The euro was priced at USD1.1886, down from USD1.1903. Against the yen, the dollar was trading at JPY109.69, up from JPY109.25.
Brent oil was quoted at USD63.13 a barrel Friday evening, up from USD62.89 late Thursday. Gold was trading at USD1,743.30 an ounce, lower against USD1,754.40.
In the US, Wall Street was searching for direction, with the Dow Jones Industrial Average up 0.3%, the S&P 500 up 0.1% but the Nasdaq Composite was down 0.2%.
IG's chief market analyst Chris Beauchamp said: "It looks like a mixed end to the week following on from some US PPI data that was stronger than expected. Markets will once again have to revisit the topics of inflation and the Fed's response to it, bearing in mind the dovish Fed minutes from this week.
"The feeling of being in uncharted waters remains, since normally PPI data begins to strengthen towards the end of the cycle, as the Fed is already tightening, but we are generally assumed to be at the beginning of a cycle, and no Fed tightening is in sight. It looks like the message of 'no rate rises' is finally getting through, hence the recent halt in the rise in yields that has given space for sensitive assets like tech stocks and gold to rebound."
US producer prices accelerated in March as the economy reopens and the vaccination rollout continues apace, the latest figures from the Department of Labor showed Friday.
US producer prices for final demand in the rose 4.2% in March year-on-year, accelerating from a 2.8% increase in February. The latest reading beat market consensus, cited by FXStreet, of 3.8%.
On a monthly basis, producer prices rose 1.0% in March 2021, following a 0.5% increase in February and easily beating market expectations of a 0.5% advance.
Oxford Economics said: "Producer prices saw another powerful rise in March, again driven by surging energy prices and strengthening economic momentum. The fiscally stimulated revival of consumer demand and strong base effects will lead to faster annual inflation rates in the spring.
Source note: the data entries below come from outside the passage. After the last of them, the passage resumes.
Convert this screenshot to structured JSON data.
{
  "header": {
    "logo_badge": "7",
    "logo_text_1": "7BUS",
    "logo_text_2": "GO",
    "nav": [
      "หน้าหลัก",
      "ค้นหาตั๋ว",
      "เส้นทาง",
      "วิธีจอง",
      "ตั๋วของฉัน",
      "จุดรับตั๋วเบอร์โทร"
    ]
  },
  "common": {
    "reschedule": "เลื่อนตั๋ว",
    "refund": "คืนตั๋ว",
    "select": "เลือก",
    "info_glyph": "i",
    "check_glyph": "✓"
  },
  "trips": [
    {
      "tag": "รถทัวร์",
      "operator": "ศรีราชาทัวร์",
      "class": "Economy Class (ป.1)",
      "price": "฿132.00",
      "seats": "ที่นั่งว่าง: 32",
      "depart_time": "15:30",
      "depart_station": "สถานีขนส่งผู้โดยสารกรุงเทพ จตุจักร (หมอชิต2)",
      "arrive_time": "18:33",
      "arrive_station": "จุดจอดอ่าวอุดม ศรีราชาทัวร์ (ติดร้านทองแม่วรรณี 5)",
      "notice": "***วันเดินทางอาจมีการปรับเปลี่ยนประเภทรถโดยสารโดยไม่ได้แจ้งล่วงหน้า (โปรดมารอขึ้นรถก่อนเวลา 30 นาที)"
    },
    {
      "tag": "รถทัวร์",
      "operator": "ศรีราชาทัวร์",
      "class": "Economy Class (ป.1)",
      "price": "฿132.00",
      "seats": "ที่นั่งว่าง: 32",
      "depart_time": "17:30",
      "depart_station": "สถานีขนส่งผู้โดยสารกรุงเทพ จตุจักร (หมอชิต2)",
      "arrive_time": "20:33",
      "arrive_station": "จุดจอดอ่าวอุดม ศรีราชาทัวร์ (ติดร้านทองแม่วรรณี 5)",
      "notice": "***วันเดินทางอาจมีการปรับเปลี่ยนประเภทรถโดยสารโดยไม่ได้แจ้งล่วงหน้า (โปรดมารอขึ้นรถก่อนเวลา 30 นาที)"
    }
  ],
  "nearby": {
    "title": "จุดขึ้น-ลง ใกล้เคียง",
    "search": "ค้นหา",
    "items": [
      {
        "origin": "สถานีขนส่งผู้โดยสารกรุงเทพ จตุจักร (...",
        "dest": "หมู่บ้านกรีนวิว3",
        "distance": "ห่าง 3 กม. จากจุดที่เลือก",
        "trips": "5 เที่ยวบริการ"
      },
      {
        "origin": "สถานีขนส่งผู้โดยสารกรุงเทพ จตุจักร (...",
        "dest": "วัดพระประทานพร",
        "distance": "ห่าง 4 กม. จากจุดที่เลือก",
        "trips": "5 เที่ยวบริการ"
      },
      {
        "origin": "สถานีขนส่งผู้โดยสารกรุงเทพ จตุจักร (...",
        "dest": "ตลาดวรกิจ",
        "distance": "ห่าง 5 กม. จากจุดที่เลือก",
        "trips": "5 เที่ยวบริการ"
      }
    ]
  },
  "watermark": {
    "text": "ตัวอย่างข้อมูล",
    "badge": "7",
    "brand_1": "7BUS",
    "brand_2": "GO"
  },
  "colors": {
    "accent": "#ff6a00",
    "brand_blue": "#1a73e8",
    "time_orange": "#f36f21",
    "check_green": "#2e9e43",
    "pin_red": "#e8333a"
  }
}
However, these should be temporary dynamics, and we continue to expect the Fed to remain accommodative through mid-2023."
In the international economics events calendar next week, Monday is headlined by Japanese producer price index and eurozone retail sales, on Tuesday there is a Chinese and UK trade balance print, followed by the all-important US consumer price index in the afternoon.
On Wednesday, focus will be on eurozone production with Thursday headlined by German and French consumer price index readings. Friday has a GDP print from China and eurozone's consumer price index.
In the UK corporate calendar on Monday, estate agent Belvior, computer processor designer Concurrent Technologies and drug researcher Instem will issue full-year results.